Just cuz they don't show ads doesn't means inferences and analysis isn't done on all your data and used as fodder for other bullshit that doesn't care about your interests or welfare.

The notion of not seeing ads actually does kinda worry me because at least when you see an ad, you get a visual confirmation you are being monitored and parsed. I don't know that's a conversation anyone has or is prepared to address.


> Just cuz they don't show ads doesn't mean...

Not so long ago we learned Google's toggle to turn off your history turned off your ability to see your history, not Google's collection of it, so you're right to be skeptical:

That document goes on to state: "Contrary to Mr Pichai's Congressional testimony, the founder of Google's Privacy and Data Protection Office testified in this case that he is 'not aware of any setting' that users can employ to prevent Google from collecting data related to their app activity."

Much of the issue, allegedly, is that WAA, rather than saving data when on and not saving it when off, simply saves data in a different place – not in the Google Account data set. Addressing the confusion about the bounds of Google Accounts, Hochman said, "So I'm aware that Google may save data in different locations, depending on where that WAA/sWAA switch is set. It is still collecting the same data and still saving it, but it may save it in different places."

https://www.theregister.com/2023/10/24/google_privacy_button...


Well, what a fucking relief!

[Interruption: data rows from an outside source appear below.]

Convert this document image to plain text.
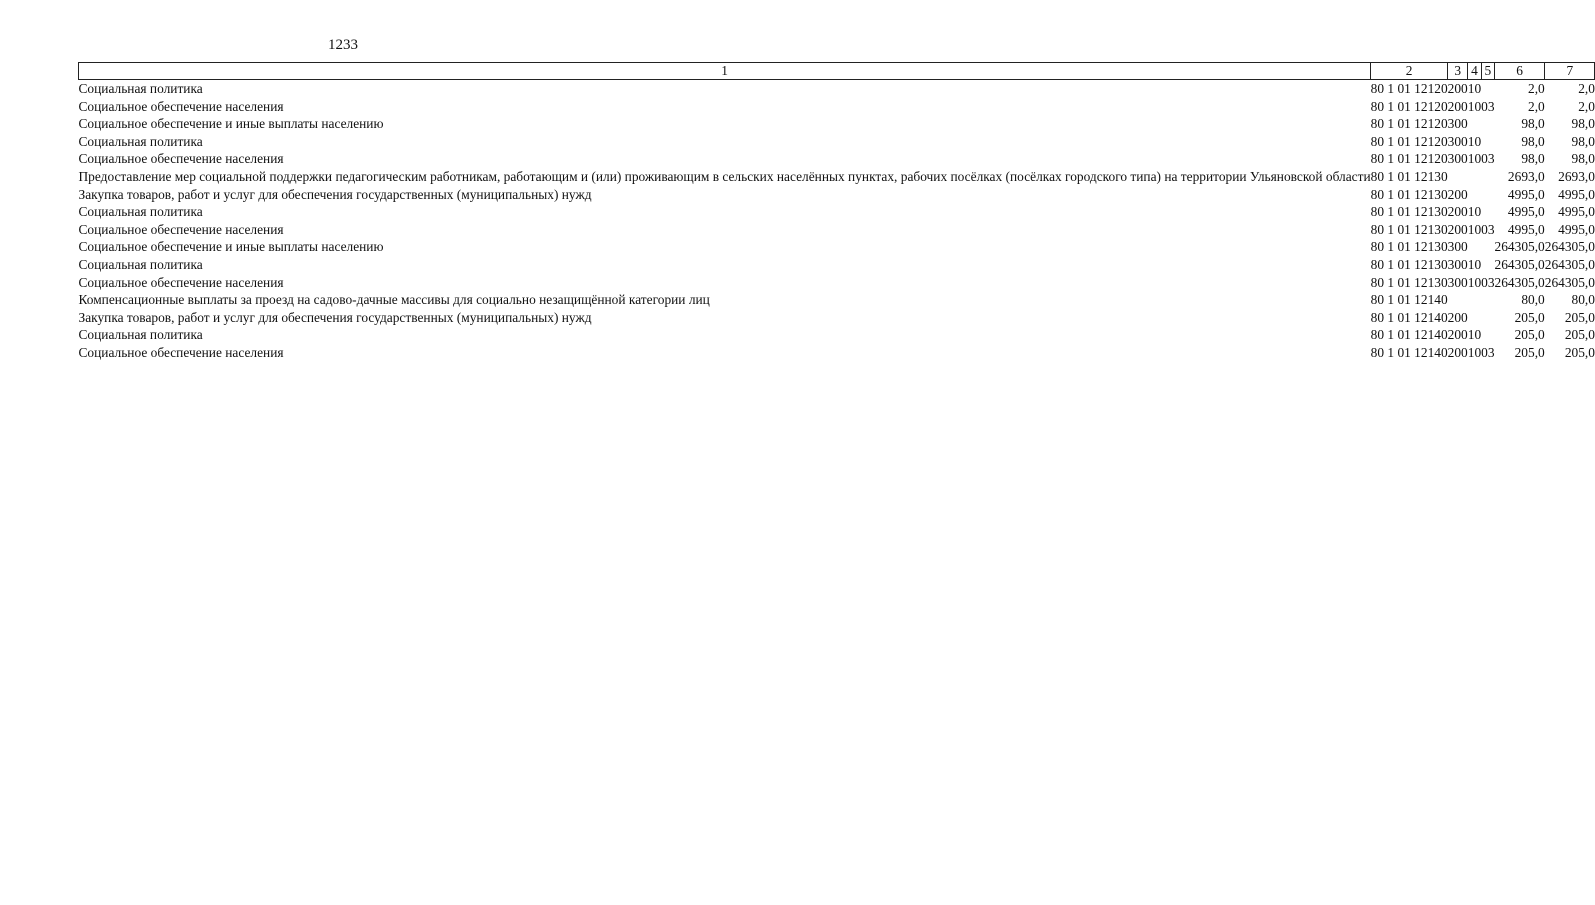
1233
1	2	3	4	5	6	7
Социальная политика	80 1 01 12120	200	10		2,0	2,0
Социальное обеспечение населения	80 1 01 12120	200	10	03	2,0	2,0
Социальное обеспечение и иные выплаты населению	80 1 01 12120	300			98,0	98,0
Социальная политика	80 1 01 12120	300	10		98,0	98,0
Социальное обеспечение населения	80 1 01 12120	300	10	03	98,0	98,0
Предоставление мер социальной поддержки педагогическим работникам, работающим и (или) проживающим в сельских населённых пунктах, рабочих посёлках (посёлках городского типа) на территории Ульяновской области	80 1 01 12130				2693,0	2693,0
Закупка товаров, работ и услуг для обеспечения государственных (муниципальных) нужд	80 1 01 12130	200			4995,0	4995,0
Социальная политика	80 1 01 12130	200	10		4995,0	4995,0
Социальное обеспечение населения	80 1 01 12130	200	10	03	4995,0	4995,0
Социальное обеспечение и иные выплаты населению	80 1 01 12130	300			264305,0	264305,0
Социальная политика	80 1 01 12130	300	10		264305,0	264305,0
Социальное обеспечение населения	80 1 01 12130	300	10	03	264305,0	264305,0
Компенсационные выплаты за проезд на садово-дачные массивы для социально незащищённой категории лиц	80 1 01 12140				80,0	80,0
Закупка товаров, работ и услуг для обеспечения государственных (муниципальных) нужд	80 1 01 12140	200			205,0	205,0
Социальная политика	80 1 01 12140	200	10		205,0	205,0
Социальное обеспечение населения	80 1 01 12140	200	10	03	205,0	205,0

Although they should give a user tbe option of deciding where their data sentinel abuse material is stored and with whom it is still shared?


Also, people should just start using Brave or DuckDuckGo. Give em a chance at least, the G is all downhill and dangerously so at this point


Also this is Facebook's most entertaining con as of late. I just can't hate and not laugh at everything they do at the same time. They yield meh a lot of joy dividends from muh admittedly substantial hate investment which has long since vested

Edit: [Not crazy about some of the sentence structure here but you know what I mean]


> The ad-free subscription will only be available to people 18 and older in the EU, EEA, and Switzerland.

Also not sure if it does not mean they will stop collecting data for non-ad purposes like AI training.

And of course they “suggested for you” and “more like” posts that invade your timeline will not be considered ads so it doesn’t help much.


Personally, I don't care about the ads, but I would pay some amount to have a "suggestion-free" experience.


Geez. Same. Between the ads and suggestions, I barely see any of my subscribed content.

That's a surprisingly expensive subscription.


[dupe]

More discussion over here: https://news.ycombinator.com/item?id=38068635


I wonder what happened to the facebook's "It's free and always will be" lol


Does it cost less than the absolutely ludicrous $16/month that twitter is trying to charge?


I was going to say I'd pay $1 a month for both but my use of social media services really doesn't warrant spending money on them, and since I started reporting all of their ads as scams I see to get less adverts anyway.


when I use Instagram, I want to see ads, I love ads from my local restaurants, hotels, holidays.. that's the main thing I am using Instagram for...


The immediate catalyst was the EU, but this is likely what Apple wanted all along by launching ATT and running all its PR about privacy. Users pay instead of advertisers, and Apple gets its 30%.


I don't use Facebook or Instagram but this seems expensive. Do people extract so much value from these apps?

I pay for Youtube premium which has a similar cost but it's for the whole family and the video ads are significantly more annoying. Maybe Meta is planning on making ads more intrusive?


This move looks like it's a preemptive one to head off complaints from the EU. I doubt they will have many takers at this price. It might actually be intentionally high to keep the majority on the ad-ridden default version.


So you think Meta makes more than $10 per user/month when showing ads?

Genuinely asking. I have no idea.


Out of their 32 billion revenue last quarter, 31.5 billion came from advertising. So I think that is _very_ likely.